C’est très peu probable. On a vraiment besoin de mesures de distanciation sociale, sans doute différenciées selon les territoires. Éviter un confinement présente des avantages sociétaux et économiques. Mais cela induit beaucoup d’infections, d’hospitalisations, de Covid longs, sans parler des décès… D’un point de vue épidémiologique, le but est aussi de limiter les niveaux d’incidence pour empêcher le Sars-CoV-2 d’évoluer. Aujourd’hui, une partie des Français ont déjà été infectés. Cela va accroître la pression de sélection sur le virus. La clé est donc de vacciner très vite, pour protéger la population mais aussi éviter de donner trop de temps au virus de réussir à échapper aux vaccins.

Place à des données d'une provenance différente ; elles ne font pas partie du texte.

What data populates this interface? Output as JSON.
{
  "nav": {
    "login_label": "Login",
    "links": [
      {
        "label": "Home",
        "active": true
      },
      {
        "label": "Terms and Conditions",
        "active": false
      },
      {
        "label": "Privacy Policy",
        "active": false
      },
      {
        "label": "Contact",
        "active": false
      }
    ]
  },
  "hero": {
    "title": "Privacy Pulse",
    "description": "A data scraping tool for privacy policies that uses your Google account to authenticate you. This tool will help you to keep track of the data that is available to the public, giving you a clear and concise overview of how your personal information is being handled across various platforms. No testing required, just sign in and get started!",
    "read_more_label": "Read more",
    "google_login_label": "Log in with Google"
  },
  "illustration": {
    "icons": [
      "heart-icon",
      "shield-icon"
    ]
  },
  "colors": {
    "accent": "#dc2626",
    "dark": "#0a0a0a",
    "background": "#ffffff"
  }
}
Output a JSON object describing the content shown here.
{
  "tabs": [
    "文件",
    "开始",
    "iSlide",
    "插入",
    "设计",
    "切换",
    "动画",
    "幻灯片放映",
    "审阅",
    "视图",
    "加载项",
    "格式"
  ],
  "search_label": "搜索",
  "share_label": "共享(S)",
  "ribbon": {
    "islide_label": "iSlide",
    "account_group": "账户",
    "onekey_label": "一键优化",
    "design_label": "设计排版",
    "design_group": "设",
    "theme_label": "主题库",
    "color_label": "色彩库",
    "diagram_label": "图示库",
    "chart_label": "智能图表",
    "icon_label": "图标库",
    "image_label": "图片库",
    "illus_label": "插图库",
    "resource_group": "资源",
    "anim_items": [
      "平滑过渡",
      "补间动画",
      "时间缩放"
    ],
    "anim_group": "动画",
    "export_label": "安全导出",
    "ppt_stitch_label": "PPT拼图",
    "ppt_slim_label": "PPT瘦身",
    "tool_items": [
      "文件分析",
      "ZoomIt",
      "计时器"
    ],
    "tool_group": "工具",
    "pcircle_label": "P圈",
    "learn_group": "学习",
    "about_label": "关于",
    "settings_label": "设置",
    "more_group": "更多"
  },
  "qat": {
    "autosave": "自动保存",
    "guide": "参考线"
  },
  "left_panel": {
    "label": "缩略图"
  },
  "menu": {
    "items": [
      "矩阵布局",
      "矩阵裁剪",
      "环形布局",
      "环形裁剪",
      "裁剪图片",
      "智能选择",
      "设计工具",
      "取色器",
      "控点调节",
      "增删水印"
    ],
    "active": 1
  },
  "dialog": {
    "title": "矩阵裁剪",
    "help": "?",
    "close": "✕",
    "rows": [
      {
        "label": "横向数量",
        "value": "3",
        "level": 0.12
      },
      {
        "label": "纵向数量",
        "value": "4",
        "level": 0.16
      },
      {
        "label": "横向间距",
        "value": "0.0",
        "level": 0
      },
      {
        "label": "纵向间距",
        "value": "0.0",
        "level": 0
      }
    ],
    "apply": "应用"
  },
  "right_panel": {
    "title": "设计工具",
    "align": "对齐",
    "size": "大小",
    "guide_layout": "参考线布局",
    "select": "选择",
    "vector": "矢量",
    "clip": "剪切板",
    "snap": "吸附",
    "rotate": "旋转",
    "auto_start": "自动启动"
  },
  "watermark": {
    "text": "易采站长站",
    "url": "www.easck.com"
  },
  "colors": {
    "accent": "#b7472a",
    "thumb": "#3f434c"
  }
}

Vos projections ne prennent en compte ni les vacances de Pâques, ni la saisonnalité, pourquoi?
Les vacances ont joué un rôle à la Toussaint et en février, on peut espérer ça à Pâques. En Italie, le nombre de cas a bondi de 75% depuis deux semaines, du fait d’une dynamique complexe de conjugaison de souches. Parmi les facteurs qui peuvent l’expliquer, il y a le fait qu’il n’a pas eu de vacances scolaires en février, ainsi que le passage de certaines régions à un niveau plus faible de contrôle, avec la réouverture de bars et de restaurants. Concernant la météo, il faut faire attention : les beaux jours et la hausse des températures, ça aide à contrôler l’épidémie si la circulation virale est peu élevée, comme au premier déconfinement. Mais aux États-Unis, plusieurs États aux conditions climatiques clémentes ont subi une deuxième vague très forte pendant l’été car ils ont rouvert les commerces et les activités trop vite, avant d’avoir supprimé la circulation virale après la première vague.

 

* Directrice de recherche à la tête du laboratoire EPIcx à l’Institut Pierre Louis d’épidémiologie et de santé publique, chapeauté par l’Inserm et Sorbonne Université.